Kyiv. Alors que l’image humaniste et universaliste de l’Union s’estompe au profit de l’individualisme national et que les tensions avec la Russie regagnent en intensité, l’Intermarium (Union Baltique-Mer Noire) est devenue l’une de ces utopies dont se nourrissent aujourd’hui les nationalistes ukrainiens du mouvement Azov pour donner un sens plus exaltant à leurs entreprises politiques, mais aussi dépasser le simple retour à la garantie des frontières ukrainiennes (1). Afin de donner corps à ce nouveau bloc géopolitique, il faut de toute évidence fédérer les nationalistes européens et progressivement les associer à une véritable quête idéologique d’unité.

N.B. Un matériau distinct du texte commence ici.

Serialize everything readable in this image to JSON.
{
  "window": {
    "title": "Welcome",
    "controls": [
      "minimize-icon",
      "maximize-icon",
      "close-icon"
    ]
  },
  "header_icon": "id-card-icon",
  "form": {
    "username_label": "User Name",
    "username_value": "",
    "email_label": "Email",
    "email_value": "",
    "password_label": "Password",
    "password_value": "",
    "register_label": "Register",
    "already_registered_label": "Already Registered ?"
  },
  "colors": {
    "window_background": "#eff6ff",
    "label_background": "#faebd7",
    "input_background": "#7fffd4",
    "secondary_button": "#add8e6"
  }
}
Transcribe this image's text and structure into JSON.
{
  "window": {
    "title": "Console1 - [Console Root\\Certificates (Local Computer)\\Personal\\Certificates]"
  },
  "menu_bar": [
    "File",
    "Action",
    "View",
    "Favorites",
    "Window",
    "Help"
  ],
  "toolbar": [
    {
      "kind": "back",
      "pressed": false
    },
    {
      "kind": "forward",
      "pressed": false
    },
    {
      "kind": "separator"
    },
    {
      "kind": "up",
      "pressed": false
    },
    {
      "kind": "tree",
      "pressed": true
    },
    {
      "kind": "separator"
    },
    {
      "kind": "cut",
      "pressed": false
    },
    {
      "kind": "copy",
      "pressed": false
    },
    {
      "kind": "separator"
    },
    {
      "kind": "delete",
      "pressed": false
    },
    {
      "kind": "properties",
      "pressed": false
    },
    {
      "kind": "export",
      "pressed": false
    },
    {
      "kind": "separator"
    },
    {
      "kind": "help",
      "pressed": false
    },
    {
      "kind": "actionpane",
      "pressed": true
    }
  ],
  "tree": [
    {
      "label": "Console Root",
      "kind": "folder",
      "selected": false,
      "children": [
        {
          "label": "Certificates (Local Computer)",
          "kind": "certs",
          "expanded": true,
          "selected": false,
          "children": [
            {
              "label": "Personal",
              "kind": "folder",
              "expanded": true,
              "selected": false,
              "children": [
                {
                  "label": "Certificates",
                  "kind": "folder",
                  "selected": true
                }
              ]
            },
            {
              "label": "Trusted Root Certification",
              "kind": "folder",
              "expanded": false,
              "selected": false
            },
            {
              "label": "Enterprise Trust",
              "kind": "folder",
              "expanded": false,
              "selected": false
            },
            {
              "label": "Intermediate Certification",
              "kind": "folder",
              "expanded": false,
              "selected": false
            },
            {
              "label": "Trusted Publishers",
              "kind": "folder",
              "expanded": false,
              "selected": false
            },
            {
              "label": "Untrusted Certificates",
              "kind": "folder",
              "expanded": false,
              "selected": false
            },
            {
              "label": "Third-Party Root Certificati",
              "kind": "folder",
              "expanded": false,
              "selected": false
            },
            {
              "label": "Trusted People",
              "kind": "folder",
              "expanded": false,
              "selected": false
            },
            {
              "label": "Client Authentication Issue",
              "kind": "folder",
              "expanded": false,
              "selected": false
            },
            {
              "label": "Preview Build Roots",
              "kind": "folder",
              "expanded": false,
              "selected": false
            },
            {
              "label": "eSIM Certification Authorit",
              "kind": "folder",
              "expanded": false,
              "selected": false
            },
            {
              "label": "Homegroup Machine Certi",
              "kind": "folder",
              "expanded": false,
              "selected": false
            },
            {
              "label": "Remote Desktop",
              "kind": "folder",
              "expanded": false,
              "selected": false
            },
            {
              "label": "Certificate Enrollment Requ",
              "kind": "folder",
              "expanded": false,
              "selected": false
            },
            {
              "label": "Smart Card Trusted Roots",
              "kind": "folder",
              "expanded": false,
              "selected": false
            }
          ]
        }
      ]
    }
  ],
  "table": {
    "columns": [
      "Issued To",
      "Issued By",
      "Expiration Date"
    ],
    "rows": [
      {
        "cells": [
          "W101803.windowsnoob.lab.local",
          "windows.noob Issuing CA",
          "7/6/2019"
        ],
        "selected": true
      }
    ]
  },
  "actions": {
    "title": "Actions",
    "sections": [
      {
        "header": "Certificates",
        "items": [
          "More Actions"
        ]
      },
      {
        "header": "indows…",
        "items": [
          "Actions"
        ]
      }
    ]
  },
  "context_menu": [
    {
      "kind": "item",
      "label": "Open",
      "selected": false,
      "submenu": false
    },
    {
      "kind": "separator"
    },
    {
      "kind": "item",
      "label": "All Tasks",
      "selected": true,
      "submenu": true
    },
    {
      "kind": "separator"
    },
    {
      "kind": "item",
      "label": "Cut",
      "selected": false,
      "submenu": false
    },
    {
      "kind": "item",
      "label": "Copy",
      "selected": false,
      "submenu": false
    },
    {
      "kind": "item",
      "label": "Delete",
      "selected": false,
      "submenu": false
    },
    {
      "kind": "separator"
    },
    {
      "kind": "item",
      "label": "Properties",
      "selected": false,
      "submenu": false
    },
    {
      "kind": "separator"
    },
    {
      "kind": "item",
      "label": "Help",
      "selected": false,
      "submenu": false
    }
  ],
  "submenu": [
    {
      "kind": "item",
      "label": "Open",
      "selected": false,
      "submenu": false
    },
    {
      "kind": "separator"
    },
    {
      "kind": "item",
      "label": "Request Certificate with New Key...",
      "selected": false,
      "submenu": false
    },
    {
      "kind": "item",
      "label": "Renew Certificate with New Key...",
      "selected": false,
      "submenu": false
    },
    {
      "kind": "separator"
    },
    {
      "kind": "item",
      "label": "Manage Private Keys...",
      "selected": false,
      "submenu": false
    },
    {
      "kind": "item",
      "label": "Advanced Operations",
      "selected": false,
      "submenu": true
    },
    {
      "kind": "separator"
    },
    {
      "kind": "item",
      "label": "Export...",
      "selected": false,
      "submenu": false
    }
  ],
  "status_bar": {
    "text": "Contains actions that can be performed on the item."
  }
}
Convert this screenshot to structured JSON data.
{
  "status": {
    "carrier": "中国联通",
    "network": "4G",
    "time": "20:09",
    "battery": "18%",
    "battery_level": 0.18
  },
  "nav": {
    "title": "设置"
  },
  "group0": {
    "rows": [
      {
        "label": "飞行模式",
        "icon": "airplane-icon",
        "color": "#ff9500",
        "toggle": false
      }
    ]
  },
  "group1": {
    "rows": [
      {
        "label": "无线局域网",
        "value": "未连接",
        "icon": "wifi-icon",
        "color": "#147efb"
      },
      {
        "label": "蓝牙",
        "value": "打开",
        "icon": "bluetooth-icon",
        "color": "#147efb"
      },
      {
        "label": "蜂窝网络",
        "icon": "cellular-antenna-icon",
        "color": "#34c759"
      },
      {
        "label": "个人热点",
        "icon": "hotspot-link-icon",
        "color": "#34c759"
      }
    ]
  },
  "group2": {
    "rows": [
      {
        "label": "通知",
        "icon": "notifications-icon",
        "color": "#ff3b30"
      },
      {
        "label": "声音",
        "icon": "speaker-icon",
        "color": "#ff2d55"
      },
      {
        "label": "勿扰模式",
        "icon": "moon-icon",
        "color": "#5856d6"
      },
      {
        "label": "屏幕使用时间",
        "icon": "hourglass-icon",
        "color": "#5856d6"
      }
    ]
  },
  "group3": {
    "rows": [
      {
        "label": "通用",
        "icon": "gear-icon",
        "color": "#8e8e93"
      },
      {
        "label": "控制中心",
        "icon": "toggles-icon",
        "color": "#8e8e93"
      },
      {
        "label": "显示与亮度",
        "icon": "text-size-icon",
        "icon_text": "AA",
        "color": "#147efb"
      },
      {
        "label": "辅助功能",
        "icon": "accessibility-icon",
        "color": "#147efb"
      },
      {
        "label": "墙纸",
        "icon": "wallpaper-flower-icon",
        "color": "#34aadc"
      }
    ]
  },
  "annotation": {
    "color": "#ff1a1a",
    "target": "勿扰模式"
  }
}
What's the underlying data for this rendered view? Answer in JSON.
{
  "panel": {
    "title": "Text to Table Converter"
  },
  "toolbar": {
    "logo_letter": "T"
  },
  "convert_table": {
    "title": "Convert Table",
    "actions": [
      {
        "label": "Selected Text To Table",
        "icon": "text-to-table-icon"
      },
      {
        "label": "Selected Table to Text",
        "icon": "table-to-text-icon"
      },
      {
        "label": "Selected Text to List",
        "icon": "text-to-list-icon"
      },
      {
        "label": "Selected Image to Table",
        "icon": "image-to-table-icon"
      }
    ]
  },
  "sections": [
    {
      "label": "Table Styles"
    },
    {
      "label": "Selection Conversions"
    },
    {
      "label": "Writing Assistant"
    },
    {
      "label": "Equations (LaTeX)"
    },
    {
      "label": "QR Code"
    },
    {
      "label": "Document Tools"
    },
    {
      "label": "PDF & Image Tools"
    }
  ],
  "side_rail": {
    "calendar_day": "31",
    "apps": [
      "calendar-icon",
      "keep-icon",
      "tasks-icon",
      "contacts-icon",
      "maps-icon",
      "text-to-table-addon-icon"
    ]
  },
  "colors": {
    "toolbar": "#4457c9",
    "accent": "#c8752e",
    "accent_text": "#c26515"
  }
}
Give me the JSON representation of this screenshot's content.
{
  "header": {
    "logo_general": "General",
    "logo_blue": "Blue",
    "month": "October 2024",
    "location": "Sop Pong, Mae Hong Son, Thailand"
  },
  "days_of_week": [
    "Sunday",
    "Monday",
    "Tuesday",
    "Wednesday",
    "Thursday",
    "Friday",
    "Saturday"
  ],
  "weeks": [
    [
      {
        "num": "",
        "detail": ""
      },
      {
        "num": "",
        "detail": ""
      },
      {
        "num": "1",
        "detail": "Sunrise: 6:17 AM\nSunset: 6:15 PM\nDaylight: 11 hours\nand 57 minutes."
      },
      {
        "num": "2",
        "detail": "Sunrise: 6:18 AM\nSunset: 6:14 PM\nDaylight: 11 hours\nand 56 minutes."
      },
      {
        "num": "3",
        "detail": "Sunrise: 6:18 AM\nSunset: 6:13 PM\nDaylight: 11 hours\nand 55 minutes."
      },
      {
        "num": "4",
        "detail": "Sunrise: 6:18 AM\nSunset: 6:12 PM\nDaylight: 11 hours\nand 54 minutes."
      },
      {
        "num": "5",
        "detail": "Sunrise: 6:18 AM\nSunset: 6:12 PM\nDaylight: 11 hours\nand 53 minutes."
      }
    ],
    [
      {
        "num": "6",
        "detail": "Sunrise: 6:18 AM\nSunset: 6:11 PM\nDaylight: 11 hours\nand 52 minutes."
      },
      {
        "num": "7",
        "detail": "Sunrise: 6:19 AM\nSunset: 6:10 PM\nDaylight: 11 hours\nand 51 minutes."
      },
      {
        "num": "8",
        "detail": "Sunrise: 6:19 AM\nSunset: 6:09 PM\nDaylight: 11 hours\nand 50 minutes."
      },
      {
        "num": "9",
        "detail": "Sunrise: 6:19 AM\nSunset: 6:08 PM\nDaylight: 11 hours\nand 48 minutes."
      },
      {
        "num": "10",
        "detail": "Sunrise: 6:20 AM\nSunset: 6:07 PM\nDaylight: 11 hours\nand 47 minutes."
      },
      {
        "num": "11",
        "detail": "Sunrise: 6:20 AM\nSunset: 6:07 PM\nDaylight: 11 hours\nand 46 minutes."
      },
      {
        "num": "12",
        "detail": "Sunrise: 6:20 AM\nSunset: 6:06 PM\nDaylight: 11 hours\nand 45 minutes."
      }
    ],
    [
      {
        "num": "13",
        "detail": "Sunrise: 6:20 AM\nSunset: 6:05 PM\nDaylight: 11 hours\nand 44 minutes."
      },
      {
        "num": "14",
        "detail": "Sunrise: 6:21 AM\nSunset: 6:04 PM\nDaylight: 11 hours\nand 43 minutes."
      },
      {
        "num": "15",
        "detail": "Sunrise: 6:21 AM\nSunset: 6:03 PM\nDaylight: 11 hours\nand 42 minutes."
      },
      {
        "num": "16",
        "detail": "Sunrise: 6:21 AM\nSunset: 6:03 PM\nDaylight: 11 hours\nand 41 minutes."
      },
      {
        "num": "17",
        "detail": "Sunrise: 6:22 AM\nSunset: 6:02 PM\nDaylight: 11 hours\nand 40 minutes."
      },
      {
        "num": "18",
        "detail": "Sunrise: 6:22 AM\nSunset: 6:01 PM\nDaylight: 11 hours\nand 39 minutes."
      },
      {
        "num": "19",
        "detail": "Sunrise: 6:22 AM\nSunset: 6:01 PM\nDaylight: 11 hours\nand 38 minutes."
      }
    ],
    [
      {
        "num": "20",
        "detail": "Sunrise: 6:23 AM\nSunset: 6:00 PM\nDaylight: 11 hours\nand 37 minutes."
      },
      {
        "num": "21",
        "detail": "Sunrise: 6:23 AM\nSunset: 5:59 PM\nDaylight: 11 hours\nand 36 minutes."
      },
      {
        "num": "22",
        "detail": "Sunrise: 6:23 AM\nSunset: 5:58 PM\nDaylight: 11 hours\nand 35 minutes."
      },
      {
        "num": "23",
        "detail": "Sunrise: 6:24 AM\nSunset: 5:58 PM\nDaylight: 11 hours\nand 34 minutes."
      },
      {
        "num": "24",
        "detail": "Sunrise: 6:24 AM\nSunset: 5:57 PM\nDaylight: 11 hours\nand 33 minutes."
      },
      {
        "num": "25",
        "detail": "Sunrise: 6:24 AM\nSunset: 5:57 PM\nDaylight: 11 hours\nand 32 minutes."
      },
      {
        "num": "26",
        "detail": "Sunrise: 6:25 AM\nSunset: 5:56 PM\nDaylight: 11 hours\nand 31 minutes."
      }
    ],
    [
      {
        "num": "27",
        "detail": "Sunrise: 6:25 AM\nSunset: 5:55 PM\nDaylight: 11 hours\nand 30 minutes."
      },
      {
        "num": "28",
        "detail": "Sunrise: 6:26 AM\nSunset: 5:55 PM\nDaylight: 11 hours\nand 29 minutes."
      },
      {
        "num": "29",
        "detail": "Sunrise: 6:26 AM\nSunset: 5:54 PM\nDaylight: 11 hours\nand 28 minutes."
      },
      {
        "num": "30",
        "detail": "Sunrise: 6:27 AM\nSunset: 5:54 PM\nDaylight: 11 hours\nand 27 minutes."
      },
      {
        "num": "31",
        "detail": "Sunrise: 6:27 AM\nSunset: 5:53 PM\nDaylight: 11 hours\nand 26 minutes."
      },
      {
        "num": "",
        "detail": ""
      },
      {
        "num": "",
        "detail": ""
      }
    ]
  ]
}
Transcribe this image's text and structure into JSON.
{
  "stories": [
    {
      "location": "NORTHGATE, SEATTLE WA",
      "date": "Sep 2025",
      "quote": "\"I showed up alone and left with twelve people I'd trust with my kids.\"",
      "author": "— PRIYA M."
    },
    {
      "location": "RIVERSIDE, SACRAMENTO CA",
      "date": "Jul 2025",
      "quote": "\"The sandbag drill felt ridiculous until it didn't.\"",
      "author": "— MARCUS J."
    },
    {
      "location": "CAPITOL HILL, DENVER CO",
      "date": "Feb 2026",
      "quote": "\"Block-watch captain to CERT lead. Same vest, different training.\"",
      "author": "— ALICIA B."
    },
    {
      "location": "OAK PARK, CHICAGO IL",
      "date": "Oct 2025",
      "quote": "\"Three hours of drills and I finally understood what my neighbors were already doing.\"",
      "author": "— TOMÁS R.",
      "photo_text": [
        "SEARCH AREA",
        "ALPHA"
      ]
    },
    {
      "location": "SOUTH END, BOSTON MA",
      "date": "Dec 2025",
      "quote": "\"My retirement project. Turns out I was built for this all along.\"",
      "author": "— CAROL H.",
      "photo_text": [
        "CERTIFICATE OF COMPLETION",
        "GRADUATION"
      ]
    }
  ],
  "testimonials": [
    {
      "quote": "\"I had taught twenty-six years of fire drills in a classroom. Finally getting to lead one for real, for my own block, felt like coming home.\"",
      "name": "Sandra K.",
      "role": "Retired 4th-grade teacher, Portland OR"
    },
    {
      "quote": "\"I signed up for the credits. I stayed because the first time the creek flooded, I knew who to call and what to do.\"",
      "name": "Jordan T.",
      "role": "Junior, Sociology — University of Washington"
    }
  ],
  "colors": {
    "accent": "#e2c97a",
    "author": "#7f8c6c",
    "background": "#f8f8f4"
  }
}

Réunissant des représentants de diverses organisations d’extreme droite, tel que Casapound (Italie), Alliansen (Norvège), JN-NPD (Allemagne), le panel de conférences et tables rondes de la semaine pan-européenne aura pour but de constituer un réseau d’alliances, courroie de transmission d’idées et stratégies en vue d’une révolution nationaliste et suprematiste européenne. Cette révolution transnationale serait pour eux la confirmation d’un retour à la Nation à l’échelle de l’Europe. Avec la montée des idéaux conservateurs et nationalistes, ce sont l’Ouest mais aussi dorénavant l’Est qui réinventent leurs identités dans un sens ethno-culturel commun sous l’égide d’Azov (3). Comme le proposait au XIXème siècle le théoricien Johan Gustav Droysen, l’Europe nationaliste pourrait alors devenir “un bloc à la manière de l’Empire Allemand en jouant à son tour un rôle civilisateur et de garant de la culture”. L’Europe se trouverait par là réconciliée avec son passé et reconstruite sur un projet strictement identitaire.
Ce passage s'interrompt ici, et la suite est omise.